NVIDIA GPU neural network makes Google's cat-spotter look dumb

Google's artificial neural network which taught itself to recognize cats in 2012 has been left looking like a dunce, with a new network by NVIDIA and Stanford University packing more than six times the brainpower. The new large-scale neural network uses NVIDIA's GPUs to pack in 6.5x more processing power than Google before it, but in a far smaller footprint. In fact, where Google's system relied on the combined power of 1,000 servers, NVIDIA and Stanford pieced together their alternative with just sixteen.

In fact, it took NVIDIA only three servers to replicate the processing power of Google's neural network from last year. The search giant relied on CPU power for its data crunching, with a total of 16,000 CPU cores spread across the thousand PCs.

However, NVIDIA's use of GPU acceleration means its 11.2 billion parameter network could be condensed into a far smaller setup. It's not the first time we've seen GPUs harnessed together for this sort of huge parallel processing; earlier this year, climate researchers used GPU-powered supercomputers to model CO2 emissions, while numerous other supercomputers, such as Titan, have paired GPUs with CPUs to improve overall performance.

What makes this latest neural network particularly interesting is the fact that it relies on off-the-shelf hardware. Each of the sixteen servers has two quadcore processors and four NVIDIA GeForce GTX 680 GPUs, with each GPU getting 4GB of memory. An FDR Inniband adapter is used to hook each server together, for low-latency communication. Admittedly, a GTX 680 card will still set you back in excess of $400 apiece, but this is still a far cheaper "supercomputer" than many we've seen.

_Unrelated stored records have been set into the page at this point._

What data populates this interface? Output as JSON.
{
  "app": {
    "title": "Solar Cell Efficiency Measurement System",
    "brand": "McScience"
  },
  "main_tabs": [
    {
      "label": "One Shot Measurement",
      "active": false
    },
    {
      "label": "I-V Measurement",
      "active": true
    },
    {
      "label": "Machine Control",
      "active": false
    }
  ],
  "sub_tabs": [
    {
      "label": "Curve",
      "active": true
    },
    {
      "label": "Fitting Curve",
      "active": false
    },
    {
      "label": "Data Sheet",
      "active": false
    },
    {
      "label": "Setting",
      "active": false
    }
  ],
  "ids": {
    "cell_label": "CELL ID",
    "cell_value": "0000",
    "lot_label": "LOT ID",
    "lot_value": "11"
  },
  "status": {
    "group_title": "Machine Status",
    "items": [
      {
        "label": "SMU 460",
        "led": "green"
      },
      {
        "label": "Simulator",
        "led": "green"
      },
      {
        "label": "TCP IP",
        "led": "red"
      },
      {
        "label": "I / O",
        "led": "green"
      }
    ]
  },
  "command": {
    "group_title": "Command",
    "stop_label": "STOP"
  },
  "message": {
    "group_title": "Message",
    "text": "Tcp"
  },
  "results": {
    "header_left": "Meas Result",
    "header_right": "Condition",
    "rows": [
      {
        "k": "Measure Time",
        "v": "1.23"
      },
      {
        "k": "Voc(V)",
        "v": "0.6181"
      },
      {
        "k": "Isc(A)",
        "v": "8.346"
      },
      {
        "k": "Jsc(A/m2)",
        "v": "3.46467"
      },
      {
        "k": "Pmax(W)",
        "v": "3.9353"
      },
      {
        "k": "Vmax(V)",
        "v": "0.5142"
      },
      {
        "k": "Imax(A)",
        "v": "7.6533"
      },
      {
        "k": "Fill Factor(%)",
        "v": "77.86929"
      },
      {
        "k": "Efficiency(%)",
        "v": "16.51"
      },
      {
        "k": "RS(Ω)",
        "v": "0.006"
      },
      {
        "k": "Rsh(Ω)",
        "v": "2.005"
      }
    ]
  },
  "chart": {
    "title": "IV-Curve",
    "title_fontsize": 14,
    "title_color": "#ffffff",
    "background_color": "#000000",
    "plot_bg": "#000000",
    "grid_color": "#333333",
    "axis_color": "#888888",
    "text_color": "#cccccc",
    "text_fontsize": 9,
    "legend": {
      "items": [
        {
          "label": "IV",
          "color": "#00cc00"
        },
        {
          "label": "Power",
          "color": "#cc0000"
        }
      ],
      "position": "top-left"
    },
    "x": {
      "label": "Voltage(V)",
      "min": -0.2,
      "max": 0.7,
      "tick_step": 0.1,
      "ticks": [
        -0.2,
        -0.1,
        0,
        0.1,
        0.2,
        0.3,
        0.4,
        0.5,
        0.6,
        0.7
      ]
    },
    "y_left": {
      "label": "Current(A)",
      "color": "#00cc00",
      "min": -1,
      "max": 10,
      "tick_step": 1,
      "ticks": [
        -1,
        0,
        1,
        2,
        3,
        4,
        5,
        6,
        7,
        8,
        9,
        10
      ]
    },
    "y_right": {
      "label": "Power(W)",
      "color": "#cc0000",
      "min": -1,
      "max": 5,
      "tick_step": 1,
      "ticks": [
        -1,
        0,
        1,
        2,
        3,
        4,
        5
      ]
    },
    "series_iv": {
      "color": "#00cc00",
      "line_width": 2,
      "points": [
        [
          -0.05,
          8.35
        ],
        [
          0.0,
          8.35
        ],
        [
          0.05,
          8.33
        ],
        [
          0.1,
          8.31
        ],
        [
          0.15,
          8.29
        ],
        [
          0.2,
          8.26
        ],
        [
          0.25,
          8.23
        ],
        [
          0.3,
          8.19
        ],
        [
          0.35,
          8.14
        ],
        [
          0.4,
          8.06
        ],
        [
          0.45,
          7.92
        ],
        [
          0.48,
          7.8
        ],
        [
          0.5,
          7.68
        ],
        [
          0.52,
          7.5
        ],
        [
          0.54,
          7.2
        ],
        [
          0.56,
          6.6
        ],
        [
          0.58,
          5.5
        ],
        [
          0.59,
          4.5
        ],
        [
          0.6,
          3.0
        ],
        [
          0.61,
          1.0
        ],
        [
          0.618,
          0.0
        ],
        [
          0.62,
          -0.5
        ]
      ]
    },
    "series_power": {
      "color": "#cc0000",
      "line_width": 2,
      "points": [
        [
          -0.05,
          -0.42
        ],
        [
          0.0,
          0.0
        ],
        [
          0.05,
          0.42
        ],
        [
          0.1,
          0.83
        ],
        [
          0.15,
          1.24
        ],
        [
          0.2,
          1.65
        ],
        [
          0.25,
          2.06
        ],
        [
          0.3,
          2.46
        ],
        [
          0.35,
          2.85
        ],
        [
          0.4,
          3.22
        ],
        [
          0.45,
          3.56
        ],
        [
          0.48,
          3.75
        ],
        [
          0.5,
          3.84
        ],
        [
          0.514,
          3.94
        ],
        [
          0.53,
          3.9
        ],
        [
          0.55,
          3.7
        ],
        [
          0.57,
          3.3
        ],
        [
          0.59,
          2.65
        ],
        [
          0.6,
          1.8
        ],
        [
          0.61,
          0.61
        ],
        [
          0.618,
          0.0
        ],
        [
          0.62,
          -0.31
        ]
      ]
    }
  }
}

The new network is the handiwork of artificial intelligence researcher Andrew Ng at Stanford, who also worked with Google last year to develop the 1,000 machine cat-spotting cluster. That system, modeling the same activities and processes as the human brain, was able to learn what a cat looks like, and then translate that knowledge into spotting different cats across multiple YouTube videos.

Although that sounds easy to us, for computers the sort of fuzzy logic demanded to recognize types of animal or object but not only one specific example – such as, say, understanding that cats can be different colors or patterns, and extrapolating recognition from a limited set of example pictures – is very difficult. Ng and the Google team showed the neural network millions of images, building up its ability to spot the intrinsic characteristics of cats in future.

While it worked, the scale of the CPU-driven network meant it was impractical. The new, NVIDIA-powered version offers not only an increase in processing grunt but a smaller form-factor, and is likely to be of keen interest for those doing things like speech and object recognition, natural language translation, and other tasks that demand a more flexible approach.